Hagar runs away and finds herself in the wilderness. We, too, are guilty of running into the wilderness when we don’t understand. Chapter 16 gives the account of Hagar’s plight that mirrors our own:

Hagar had been obeying and just living as she had been told and when things went as they should have, opposition arose and she ran and when she ran, she found a spring where she could draw water (vs. 7)

When we live in obedience and the promise begins to unfold, opposition will come and at that moment – we aren’t to run! But, in the event we do, we have a faithful Father Who meets us in that place we’ve run to and even provides springs of water to sustain us in our flight as He works on our attitudes.

As with Hagar, faith also calls us to be in places of pressure, to submit, when it doesn’t make sense (vs. 9) and face the music. And faith also gives us a picture of what lies ahead if we can believe:

Gen. 16:10 ESV “…I will surely multiply your offspring so that they cannot be numbered for multitude.”

Faith helps us understand that He sees us – even when our faith hasn’t been perfect. Hagar had been far from perfect here, but obviously God saw something special in her because He met with her and she understood this for she said, “truly here I have seen him who looks after me.” (vs. 13) This is the great love of the Father for us – in our flight He looks for us, finds us, sustains us, and guides us back to Himself.

God is not after us being perfect in our faith; He is after perfecting us daily in our faith. He is our Father and we are like toddlers learning how to walk. He is looking after us and doing what is best for us throughout. You see it is all about you and your well being when it comes to the Father. It’s never about what can God get out of you, it’s what can He get to you.

How does faith help us juggle everything that comes our way? How does living by faith affect my daily struggle to fold laundry and make dinner? Faith makes no sense to us. Faith is inconvenient. Faith depends not on our reasoning but on God and His faithfulness.

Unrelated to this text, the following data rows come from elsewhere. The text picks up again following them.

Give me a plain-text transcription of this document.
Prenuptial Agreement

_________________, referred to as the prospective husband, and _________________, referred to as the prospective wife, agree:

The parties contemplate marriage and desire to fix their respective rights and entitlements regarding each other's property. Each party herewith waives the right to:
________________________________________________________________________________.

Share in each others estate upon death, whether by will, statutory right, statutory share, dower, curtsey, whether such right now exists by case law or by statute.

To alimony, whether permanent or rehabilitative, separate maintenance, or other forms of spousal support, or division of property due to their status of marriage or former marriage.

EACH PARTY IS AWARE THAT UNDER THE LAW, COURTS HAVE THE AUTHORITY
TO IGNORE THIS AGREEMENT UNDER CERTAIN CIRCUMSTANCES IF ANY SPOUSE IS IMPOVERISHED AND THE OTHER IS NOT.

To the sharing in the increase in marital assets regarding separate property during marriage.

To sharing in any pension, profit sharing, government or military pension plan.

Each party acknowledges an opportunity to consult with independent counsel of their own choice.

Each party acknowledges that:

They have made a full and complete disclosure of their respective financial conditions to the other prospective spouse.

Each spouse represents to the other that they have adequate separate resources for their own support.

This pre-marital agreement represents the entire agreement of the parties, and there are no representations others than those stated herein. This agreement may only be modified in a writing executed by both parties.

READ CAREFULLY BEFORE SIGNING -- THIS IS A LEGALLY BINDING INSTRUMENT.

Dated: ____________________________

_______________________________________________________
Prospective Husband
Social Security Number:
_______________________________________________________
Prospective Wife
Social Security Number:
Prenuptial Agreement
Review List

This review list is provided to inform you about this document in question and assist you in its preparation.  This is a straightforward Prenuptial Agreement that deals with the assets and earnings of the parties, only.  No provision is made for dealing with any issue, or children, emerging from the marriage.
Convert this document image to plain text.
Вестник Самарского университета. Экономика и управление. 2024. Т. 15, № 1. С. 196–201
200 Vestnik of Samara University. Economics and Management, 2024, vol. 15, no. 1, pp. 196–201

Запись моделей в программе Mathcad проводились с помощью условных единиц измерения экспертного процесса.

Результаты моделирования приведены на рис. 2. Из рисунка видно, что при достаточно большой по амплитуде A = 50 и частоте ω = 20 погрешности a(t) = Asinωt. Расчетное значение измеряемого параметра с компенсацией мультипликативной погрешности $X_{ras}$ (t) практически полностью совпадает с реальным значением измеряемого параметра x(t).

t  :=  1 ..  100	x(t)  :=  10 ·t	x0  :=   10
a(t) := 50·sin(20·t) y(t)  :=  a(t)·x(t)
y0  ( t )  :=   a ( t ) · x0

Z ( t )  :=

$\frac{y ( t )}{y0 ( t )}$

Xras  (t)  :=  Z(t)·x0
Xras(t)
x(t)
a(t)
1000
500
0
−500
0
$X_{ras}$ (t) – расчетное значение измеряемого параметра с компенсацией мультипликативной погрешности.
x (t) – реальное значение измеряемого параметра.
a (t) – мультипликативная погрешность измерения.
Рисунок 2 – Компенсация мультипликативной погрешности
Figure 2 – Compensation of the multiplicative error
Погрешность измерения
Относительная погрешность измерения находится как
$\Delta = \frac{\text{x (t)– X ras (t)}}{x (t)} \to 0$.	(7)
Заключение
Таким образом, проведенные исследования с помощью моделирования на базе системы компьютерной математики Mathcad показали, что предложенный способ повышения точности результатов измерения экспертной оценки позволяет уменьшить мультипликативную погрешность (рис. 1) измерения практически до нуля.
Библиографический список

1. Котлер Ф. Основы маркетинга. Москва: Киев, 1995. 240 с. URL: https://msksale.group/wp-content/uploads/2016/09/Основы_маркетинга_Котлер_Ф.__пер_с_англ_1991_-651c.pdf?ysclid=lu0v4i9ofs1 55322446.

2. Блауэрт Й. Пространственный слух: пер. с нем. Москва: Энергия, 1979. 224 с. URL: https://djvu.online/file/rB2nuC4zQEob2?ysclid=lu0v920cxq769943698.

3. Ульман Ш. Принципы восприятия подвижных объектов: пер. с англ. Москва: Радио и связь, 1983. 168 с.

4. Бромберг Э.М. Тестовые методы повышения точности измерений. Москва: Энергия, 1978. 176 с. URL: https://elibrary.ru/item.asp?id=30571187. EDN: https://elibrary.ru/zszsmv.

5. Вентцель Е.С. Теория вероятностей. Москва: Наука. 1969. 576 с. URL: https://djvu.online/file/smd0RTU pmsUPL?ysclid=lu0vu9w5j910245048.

When we are interrupted to believe God in the middle of the daily repetition in life, we are shaken from our understanding. If we obey Him at that moment, He will be our protection when we are treated harshly, He will be our support when it feels like everything has fallen apart, and probably the most amazing part of all is this:

He stoops down to our level and makes us great – He births nations, makes miracles, plants churches, dreams come true, He gives us visions, and fulfills desires. It is through us living in faith that the Father reaches into the lives of others. As He reaches through us, He heals us, protects us, provides for us, and makes us great in Him. If we don’t live by faith in Him, He has no way of getting those things to us that we need.

Habakkuk 2:4 NKJ “But the just shall live by his faith.”

Without stretching out into the realm of trusting God, we spin aimlessly in circles. Do you want to enjoy life? Take the plunge and live by faith! It’s the only adventure where you can be sure that there is a rescue! We win! It’s actually the easy way out of the stress we find ourselves in.